Portland has lived up to, and perhaps exceeded, our expectations. Being able to bike around a city without a constant fear of death and dismemberment has been quite a refreshing change. Living in a house has allowed us to actually grow a legitimate garden instead of stuffing a few pots in a fire escape. We couldn’t be happier with the food scene here; the amount of craft beer in Portland is downright intimidating. And it’s been extraordinarily exciting to meet so many other new Portlanders who’ve moved here for similar reasons. Needless to say, if you’re a developer who’s thinking about Portland as a place to call home, feel free to drop me a line, or introduce yourself if you’ll be coming to node conf in July.

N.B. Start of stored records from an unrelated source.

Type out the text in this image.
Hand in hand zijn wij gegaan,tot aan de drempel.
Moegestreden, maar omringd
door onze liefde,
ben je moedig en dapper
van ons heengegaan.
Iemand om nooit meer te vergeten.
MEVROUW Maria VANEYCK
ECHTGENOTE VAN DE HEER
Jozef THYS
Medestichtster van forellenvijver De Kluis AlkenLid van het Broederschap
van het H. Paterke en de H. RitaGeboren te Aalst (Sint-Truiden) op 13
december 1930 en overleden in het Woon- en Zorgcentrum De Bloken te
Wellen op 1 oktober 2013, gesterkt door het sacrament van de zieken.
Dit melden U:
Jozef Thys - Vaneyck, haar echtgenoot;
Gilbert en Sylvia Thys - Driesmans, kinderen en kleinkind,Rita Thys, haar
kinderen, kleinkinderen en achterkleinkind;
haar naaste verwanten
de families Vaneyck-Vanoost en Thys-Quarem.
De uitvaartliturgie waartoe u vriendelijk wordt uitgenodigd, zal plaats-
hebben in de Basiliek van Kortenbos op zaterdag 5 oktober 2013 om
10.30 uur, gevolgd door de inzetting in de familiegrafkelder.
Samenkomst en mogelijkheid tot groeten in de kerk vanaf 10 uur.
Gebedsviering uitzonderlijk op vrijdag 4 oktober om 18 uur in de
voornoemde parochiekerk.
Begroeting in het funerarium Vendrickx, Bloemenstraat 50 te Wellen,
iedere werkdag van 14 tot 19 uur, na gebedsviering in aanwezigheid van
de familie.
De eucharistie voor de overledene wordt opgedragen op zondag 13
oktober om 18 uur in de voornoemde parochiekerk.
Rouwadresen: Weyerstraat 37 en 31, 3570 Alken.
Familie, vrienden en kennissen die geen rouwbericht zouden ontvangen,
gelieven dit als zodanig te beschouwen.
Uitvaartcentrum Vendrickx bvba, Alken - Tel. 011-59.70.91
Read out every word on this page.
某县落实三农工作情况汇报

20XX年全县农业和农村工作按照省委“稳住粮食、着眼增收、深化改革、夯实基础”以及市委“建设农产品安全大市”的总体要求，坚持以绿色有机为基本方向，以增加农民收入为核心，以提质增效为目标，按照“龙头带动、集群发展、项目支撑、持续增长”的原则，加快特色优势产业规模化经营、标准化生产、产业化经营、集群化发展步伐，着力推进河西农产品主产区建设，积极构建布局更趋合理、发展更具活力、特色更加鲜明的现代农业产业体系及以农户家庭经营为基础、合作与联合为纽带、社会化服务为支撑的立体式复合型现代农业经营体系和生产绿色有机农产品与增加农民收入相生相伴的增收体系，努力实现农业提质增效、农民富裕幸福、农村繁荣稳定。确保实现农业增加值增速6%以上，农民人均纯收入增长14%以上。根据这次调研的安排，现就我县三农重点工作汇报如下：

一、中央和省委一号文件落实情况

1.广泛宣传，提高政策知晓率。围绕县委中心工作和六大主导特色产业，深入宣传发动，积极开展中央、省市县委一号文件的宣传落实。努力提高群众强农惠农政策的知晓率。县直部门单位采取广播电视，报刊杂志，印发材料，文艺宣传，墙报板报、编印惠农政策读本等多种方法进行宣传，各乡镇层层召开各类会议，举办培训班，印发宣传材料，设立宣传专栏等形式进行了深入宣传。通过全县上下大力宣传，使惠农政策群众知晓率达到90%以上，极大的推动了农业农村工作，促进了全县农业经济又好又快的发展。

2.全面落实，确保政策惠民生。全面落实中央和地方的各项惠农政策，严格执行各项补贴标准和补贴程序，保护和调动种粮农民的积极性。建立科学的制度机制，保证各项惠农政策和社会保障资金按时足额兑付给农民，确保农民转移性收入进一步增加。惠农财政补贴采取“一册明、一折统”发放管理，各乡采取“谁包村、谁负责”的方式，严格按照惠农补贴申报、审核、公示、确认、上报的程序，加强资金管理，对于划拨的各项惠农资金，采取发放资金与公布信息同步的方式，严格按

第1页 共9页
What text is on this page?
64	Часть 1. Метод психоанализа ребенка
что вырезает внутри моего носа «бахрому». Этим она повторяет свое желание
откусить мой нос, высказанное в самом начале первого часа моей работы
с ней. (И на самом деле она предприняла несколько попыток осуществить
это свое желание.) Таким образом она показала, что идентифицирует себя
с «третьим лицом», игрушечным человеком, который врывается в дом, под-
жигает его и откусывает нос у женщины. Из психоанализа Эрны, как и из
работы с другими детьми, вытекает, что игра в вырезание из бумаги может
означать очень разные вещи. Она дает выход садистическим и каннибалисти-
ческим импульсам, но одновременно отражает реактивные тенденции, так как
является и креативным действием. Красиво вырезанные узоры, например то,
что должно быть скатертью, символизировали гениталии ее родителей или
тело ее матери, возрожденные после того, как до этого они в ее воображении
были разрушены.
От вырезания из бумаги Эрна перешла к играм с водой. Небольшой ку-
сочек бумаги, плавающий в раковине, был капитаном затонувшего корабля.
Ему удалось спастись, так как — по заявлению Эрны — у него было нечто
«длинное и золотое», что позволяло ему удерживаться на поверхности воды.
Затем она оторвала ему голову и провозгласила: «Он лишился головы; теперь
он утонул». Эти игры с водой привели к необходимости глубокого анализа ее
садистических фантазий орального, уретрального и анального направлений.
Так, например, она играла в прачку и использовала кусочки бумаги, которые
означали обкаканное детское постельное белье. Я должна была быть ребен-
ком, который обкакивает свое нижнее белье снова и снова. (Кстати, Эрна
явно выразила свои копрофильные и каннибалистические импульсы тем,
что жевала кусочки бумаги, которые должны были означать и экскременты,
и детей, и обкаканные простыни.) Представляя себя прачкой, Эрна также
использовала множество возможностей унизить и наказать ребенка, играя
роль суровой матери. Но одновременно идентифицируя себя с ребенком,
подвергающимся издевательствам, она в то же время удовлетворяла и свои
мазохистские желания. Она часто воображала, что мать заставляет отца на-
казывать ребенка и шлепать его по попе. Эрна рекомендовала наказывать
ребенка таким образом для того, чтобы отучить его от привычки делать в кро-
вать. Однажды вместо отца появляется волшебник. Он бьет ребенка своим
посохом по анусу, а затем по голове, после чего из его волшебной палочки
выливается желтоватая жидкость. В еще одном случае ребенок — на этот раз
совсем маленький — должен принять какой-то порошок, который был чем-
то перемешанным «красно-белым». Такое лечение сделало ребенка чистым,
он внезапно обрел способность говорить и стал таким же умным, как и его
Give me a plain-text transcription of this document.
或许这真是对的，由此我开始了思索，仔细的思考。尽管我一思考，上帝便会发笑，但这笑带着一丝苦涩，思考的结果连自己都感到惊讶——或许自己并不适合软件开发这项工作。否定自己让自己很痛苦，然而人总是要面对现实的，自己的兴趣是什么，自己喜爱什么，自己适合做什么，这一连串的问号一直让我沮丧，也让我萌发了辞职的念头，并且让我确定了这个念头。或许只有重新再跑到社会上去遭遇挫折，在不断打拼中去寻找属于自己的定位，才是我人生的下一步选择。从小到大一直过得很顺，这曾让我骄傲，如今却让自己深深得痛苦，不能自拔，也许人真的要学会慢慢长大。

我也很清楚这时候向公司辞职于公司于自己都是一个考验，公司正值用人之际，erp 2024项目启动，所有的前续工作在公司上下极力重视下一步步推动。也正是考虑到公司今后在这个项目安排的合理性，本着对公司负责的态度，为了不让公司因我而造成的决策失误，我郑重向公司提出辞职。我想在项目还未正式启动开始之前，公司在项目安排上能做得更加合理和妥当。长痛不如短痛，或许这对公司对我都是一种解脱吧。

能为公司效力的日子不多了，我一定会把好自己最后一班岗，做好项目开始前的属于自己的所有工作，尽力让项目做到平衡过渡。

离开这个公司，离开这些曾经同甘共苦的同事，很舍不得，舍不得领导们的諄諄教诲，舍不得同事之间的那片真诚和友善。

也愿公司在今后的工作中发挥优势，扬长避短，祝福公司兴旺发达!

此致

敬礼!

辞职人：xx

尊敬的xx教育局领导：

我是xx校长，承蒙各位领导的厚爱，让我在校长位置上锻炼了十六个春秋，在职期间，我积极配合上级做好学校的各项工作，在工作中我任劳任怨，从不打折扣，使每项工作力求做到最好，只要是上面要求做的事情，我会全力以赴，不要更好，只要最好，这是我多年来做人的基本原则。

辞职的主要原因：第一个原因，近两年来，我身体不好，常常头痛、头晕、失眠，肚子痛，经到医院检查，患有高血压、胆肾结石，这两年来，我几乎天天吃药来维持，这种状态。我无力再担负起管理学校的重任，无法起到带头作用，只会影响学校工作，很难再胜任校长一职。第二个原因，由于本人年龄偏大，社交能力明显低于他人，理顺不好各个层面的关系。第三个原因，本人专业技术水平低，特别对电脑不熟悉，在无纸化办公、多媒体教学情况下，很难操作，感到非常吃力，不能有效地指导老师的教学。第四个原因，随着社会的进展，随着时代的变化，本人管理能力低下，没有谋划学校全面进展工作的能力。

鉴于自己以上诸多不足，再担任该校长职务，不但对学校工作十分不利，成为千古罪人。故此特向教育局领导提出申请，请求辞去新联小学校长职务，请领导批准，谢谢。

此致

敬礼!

I’ve finally had to declare blog bankruptcy here, in order to just wipe the list of well-intentioned-blog-topics clear and get started writing again. Two topics will survive the culling. First, the move to Portland presented an opportunity for a spring cleaning of my development environment. I’ll be writing about how I organized my dotfiles, and explaining why tmux is not just a cargo culting fad, but a ridiculously awesome tool for maximizing your terminal productivity.
The other surviving topic surrounds Backbone.js. Since moving to Portland, I’ve continued working with Bloomberg Sports in New York on their application for MLB team analytics. (Think a modern web app version of Moneyball spreadsheets.) Working on such a large app has presented me with some difficult lessons on how to best use Backbone, especially for interacting with a polyglot backend, which I think would prove useful to any other web devs working on larger Backbone applications.